January 27th, 2012|
January 27, 2012
In the past five years, one in 49 million commercial flights has crashed, a 93 percent decline from 1994-1998, according to Bloomberg Businessweek. It’s been a decade since passengers have died in the crash of an airliner carrying more than 100 people.
It’s a dramatic turnaround. From July 1994 to January 1997, an airliner crashed at least once every three months, killing a total of 805 people. “It was overwhelming,” says a former vice-president for flight operations at Continental Airlines. “They were falling out of the sky.”
After TWA Flight 800 exploded over the Atlantic Ocean in July 1996, killing 230 people, the federal government intervened, but not with sweeping laws or regulations.
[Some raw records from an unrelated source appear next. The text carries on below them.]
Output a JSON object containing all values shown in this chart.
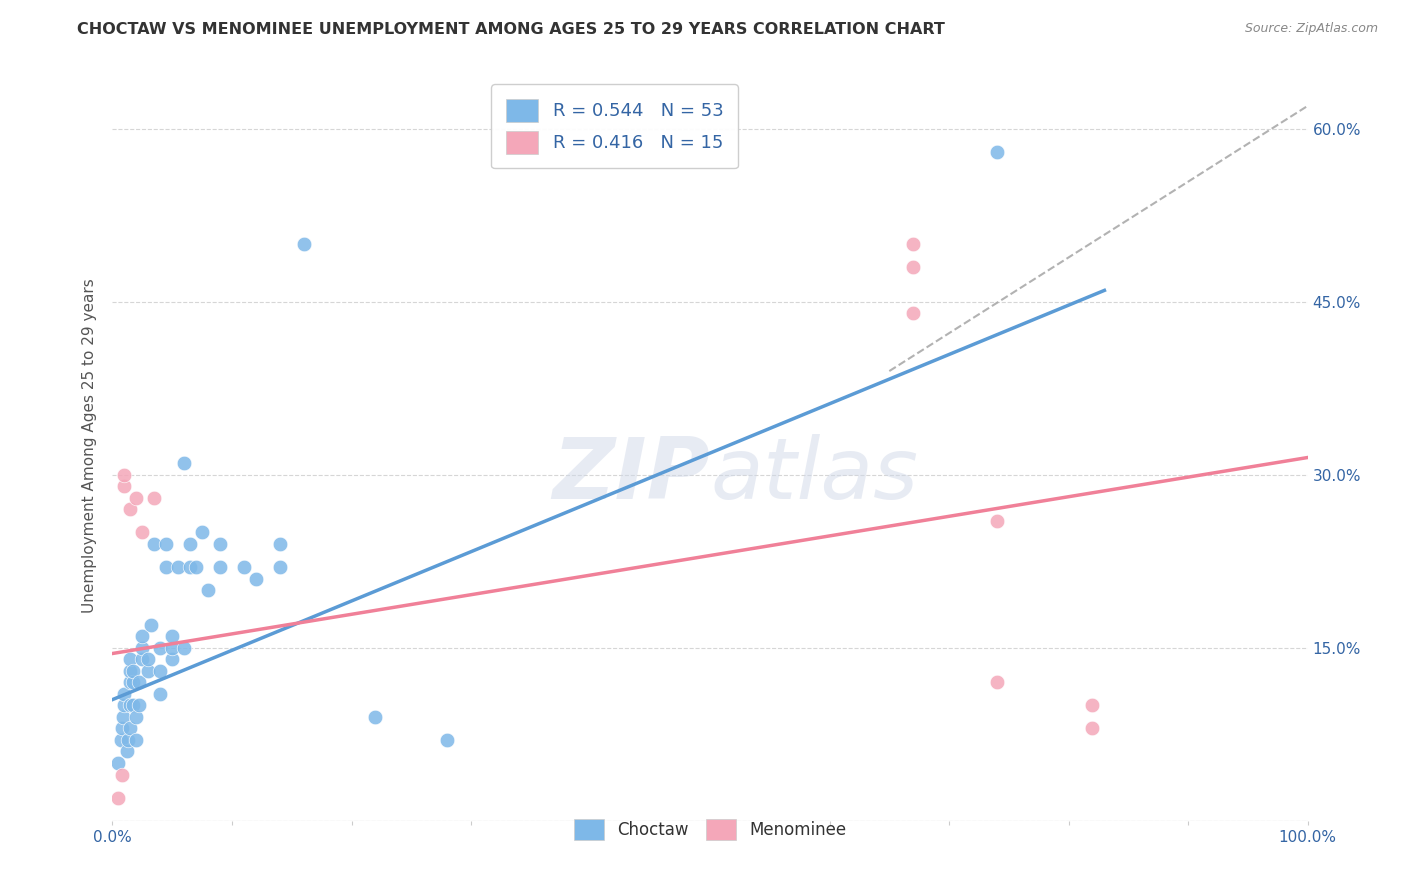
{
  "title": "CHOCTAW VS MENOMINEE UNEMPLOYMENT AMONG AGES 25 TO 29 YEARS CORRELATION CHART",
  "source": "Source: ZipAtlas.com",
  "ylabel": "Unemployment Among Ages 25 to 29 years",
  "xlim": [
    0,
    1.0
  ],
  "ylim": [
    0,
    0.65
  ],
  "xticks": [
    0.0,
    0.1,
    0.2,
    0.3,
    0.4,
    0.5,
    0.6,
    0.7,
    0.8,
    0.9,
    1.0
  ],
  "xticklabels": [
    "0.0%",
    "",
    "",
    "",
    "",
    "",
    "",
    "",
    "",
    "",
    "100.0%"
  ],
  "ytick_positions": [
    0.0,
    0.15,
    0.3,
    0.45,
    0.6
  ],
  "ytick_labels": [
    "",
    "15.0%",
    "30.0%",
    "45.0%",
    "60.0%"
  ],
  "choctaw_color": "#7eb8e8",
  "menominee_color": "#f4a7b9",
  "choctaw_line_color": "#5b9bd5",
  "menominee_line_color": "#f08098",
  "choctaw_R": 0.544,
  "choctaw_N": 53,
  "menominee_R": 0.416,
  "menominee_N": 15,
  "choctaw_scatter": [
    [
      0.005,
      0.05
    ],
    [
      0.007,
      0.07
    ],
    [
      0.008,
      0.08
    ],
    [
      0.009,
      0.09
    ],
    [
      0.01,
      0.1
    ],
    [
      0.01,
      0.11
    ],
    [
      0.012,
      0.06
    ],
    [
      0.013,
      0.07
    ],
    [
      0.015,
      0.08
    ],
    [
      0.015,
      0.1
    ],
    [
      0.015,
      0.12
    ],
    [
      0.015,
      0.13
    ],
    [
      0.015,
      0.14
    ],
    [
      0.017,
      0.1
    ],
    [
      0.017,
      0.12
    ],
    [
      0.017,
      0.13
    ],
    [
      0.02,
      0.07
    ],
    [
      0.02,
      0.09
    ],
    [
      0.022,
      0.1
    ],
    [
      0.022,
      0.12
    ],
    [
      0.025,
      0.14
    ],
    [
      0.025,
      0.15
    ],
    [
      0.025,
      0.16
    ],
    [
      0.03,
      0.13
    ],
    [
      0.03,
      0.14
    ],
    [
      0.032,
      0.17
    ],
    [
      0.035,
      0.24
    ],
    [
      0.04,
      0.11
    ],
    [
      0.04,
      0.13
    ],
    [
      0.04,
      0.15
    ],
    [
      0.045,
      0.22
    ],
    [
      0.045,
      0.24
    ],
    [
      0.05,
      0.14
    ],
    [
      0.05,
      0.15
    ],
    [
      0.05,
      0.16
    ],
    [
      0.055,
      0.22
    ],
    [
      0.06,
      0.15
    ],
    [
      0.065,
      0.22
    ],
    [
      0.065,
      0.24
    ],
    [
      0.07,
      0.22
    ],
    [
      0.075,
      0.25
    ],
    [
      0.08,
      0.2
    ],
    [
      0.09,
      0.22
    ],
    [
      0.09,
      0.24
    ],
    [
      0.11,
      0.22
    ],
    [
      0.12,
      0.21
    ],
    [
      0.14,
      0.24
    ],
    [
      0.14,
      0.22
    ],
    [
      0.16,
      0.5
    ],
    [
      0.74,
      0.58
    ],
    [
      0.06,
      0.31
    ],
    [
      0.22,
      0.09
    ],
    [
      0.28,
      0.07
    ]
  ],
  "menominee_scatter": [
    [
      0.005,
      0.02
    ],
    [
      0.008,
      0.04
    ],
    [
      0.01,
      0.29
    ],
    [
      0.01,
      0.3
    ],
    [
      0.015,
      0.27
    ],
    [
      0.02,
      0.28
    ],
    [
      0.025,
      0.25
    ],
    [
      0.035,
      0.28
    ],
    [
      0.67,
      0.48
    ],
    [
      0.67,
      0.5
    ],
    [
      0.74,
      0.26
    ],
    [
      0.82,
      0.1
    ],
    [
      0.82,
      0.08
    ],
    [
      0.74,
      0.12
    ],
    [
      0.67,
      0.44
    ]
  ],
  "choctaw_trendline": [
    [
      0.0,
      0.105
    ],
    [
      0.83,
      0.46
    ]
  ],
  "menominee_trendline": [
    [
      0.0,
      0.145
    ],
    [
      1.0,
      0.315
    ]
  ],
  "dashed_line": [
    [
      0.65,
      0.39
    ],
    [
      1.0,
      0.62
    ]
  ],
  "watermark_line1": "ZIP",
  "watermark_line2": "atlas",
  "background_color": "#ffffff",
  "legend_color": "#3465a4",
  "grid_color": "#cccccc"
}
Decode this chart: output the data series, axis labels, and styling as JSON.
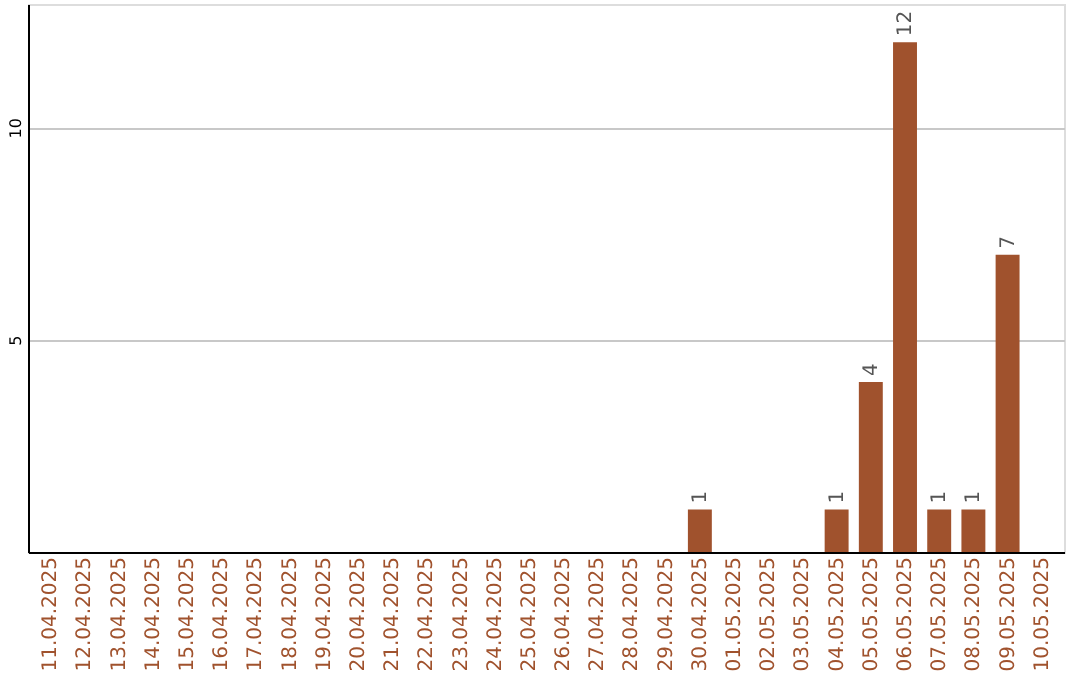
{
  "chart_data": {
    "type": "bar",
    "categories": [
      "11.04.2025",
      "12.04.2025",
      "13.04.2025",
      "14.04.2025",
      "15.04.2025",
      "16.04.2025",
      "17.04.2025",
      "18.04.2025",
      "19.04.2025",
      "20.04.2025",
      "21.04.2025",
      "22.04.2025",
      "23.04.2025",
      "24.04.2025",
      "25.04.2025",
      "26.04.2025",
      "27.04.2025",
      "28.04.2025",
      "29.04.2025",
      "30.04.2025",
      "01.05.2025",
      "02.05.2025",
      "03.05.2025",
      "04.05.2025",
      "05.05.2025",
      "06.05.2025",
      "07.05.2025",
      "08.05.2025",
      "09.05.2025",
      "10.05.2025"
    ],
    "values": [
      0,
      0,
      0,
      0,
      0,
      0,
      0,
      0,
      0,
      0,
      0,
      0,
      0,
      0,
      0,
      0,
      0,
      0,
      0,
      1,
      0,
      0,
      0,
      1,
      4,
      12,
      1,
      1,
      7,
      0
    ],
    "value_labels": [
      null,
      null,
      null,
      null,
      null,
      null,
      null,
      null,
      null,
      null,
      null,
      null,
      null,
      null,
      null,
      null,
      null,
      null,
      null,
      "1",
      null,
      null,
      null,
      "1",
      "4",
      "12",
      "1",
      "1",
      "7",
      null
    ],
    "color": "#a0522d",
    "ylim": [
      0,
      12.9
    ],
    "yticks": [
      5,
      10
    ],
    "grid": "y"
  }
}
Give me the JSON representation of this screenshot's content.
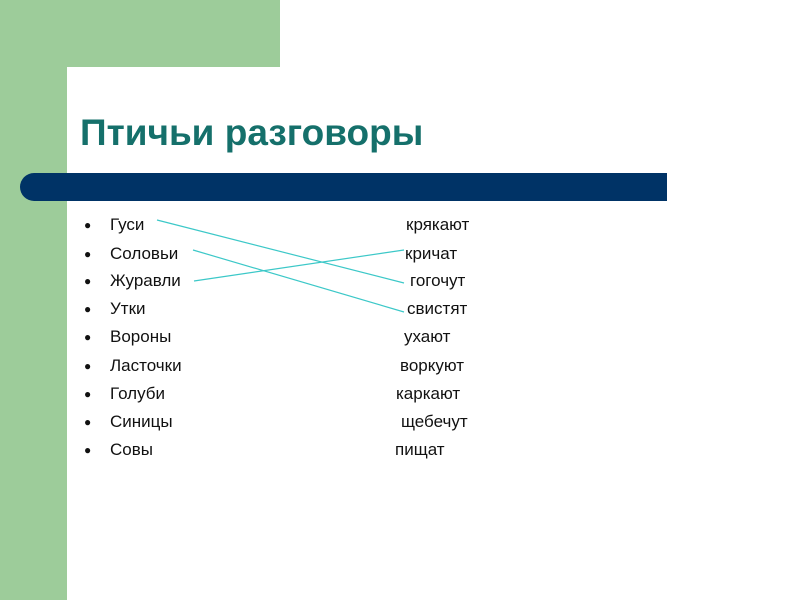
{
  "slide": {
    "title": "Птичьи разговоры",
    "birds": [
      "Гуси",
      "Соловьи",
      "Журавли",
      "Утки",
      "Вороны",
      "Ласточки",
      "Голуби",
      "Синицы",
      "Совы"
    ],
    "sounds": [
      "крякают",
      "кричат",
      "гогочут",
      "свистят",
      "ухают",
      "воркуют",
      "каркают",
      "щебечут",
      "пищат"
    ],
    "connections": [
      {
        "from": "Гуси",
        "to": "гогочут"
      },
      {
        "from": "Соловьи",
        "to": "свистят"
      },
      {
        "from": "Журавли",
        "to": "кричат"
      }
    ],
    "colors": {
      "background_accent": "#9dcc9a",
      "title": "#15706b",
      "bar": "#003366",
      "connector": "#3cc8c8"
    }
  }
}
Instead, a series of seemingly mundane, incremental changes, many recommended by the industry itself and put in place at little cost, have gradually made skies safer.
In 1997, President Bill Clinton created a commission that called on the federal government and the airline industry to reduce the accident rate by 80 percent over 10 years. Groups used to working against each other—the Federal Aviation Administration, commercial airlines, manufacturers, and labor unions—formed the Commercial Aviation Safety Team (CAST) to analyze accident data and suggest improvements.
CAST has made 185 recommendations since it first met in 1998 and continues to debate improvements.